Утечка информации все равно происходила. Я.И. Кефели отмечал, что хотя час выхода эскадры почитался секретом, офицеры обычно узнавали об этом из разговоров на городском базаре. Базар, по различным косвенным признакам, точно определял время выхода эскадры[333].

Служащий Красного Креста в Порт-Артуре Ю.В. Васильев в своем дневнике непосредственно перед войной описывает сцену отплытия японского парохода: «Японцы спешно уезжали <…> говорили: “До свидания! Мы скоро вернемся, только тогда [все] уже будет нашим!”. Наши, смеясь, отвечали: “В Нагасаки встретимся. Мы скоро придем туда”»[334]. Последний японский пароход забрал своих пассажиров вечером 26 января 1904 г., выйдя навстречу адмиралу Того с точными данными о расположении на якорях судов русской эскадры.

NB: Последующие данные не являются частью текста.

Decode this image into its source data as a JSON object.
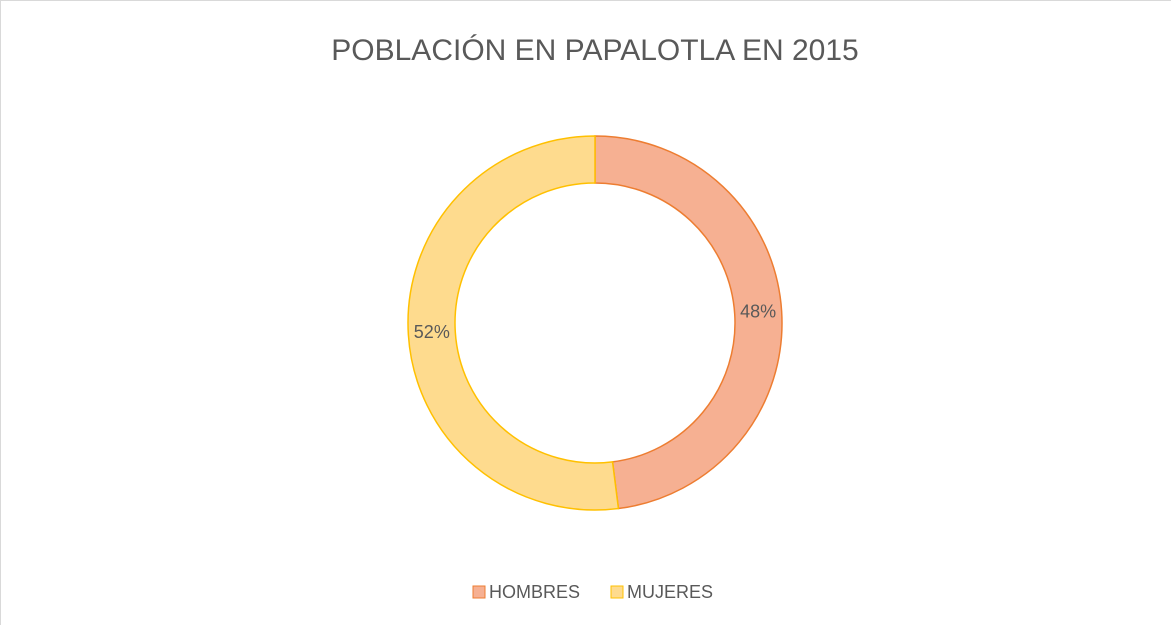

С отъездом японцев тотчас возникли неудобства в бытовой жизни города. Ю.В. Васильев упоминает о том, что город почувствовал недостаток в прачках, ассенизаторах, парикмахерах и т. п. профессиях[335]. П.Н. Ларенко сообщал в своих воспоминаниях об очень неприятной новости – к началу войны ассенизационный обоз в Порт-Артуре, состоявший из японцев, перестал действовать[336]. В мирном Порт-Артуре пользоваться услугами японцев считалось хорошим тоном. Они выполняли любую работу быстро и качественно. С началом войны офицеры и состоятельные обыватели были вынуждены обращаться к китайцам. Мичман Д.И. Дараган в своих письмах домой сокрушался о качестве выполняемых китайцами заказов: «Приходилось чинить белье. Китайцы пуговицы рвут <…> Много недочетов по швейной части: ни одного крючка, белые нитки тонкие, а иглы к ним такие, что кожу можно шить; рубашки только портятся <…> глупейшие пуговицы без дырок <…> снизу почти не за что захватить».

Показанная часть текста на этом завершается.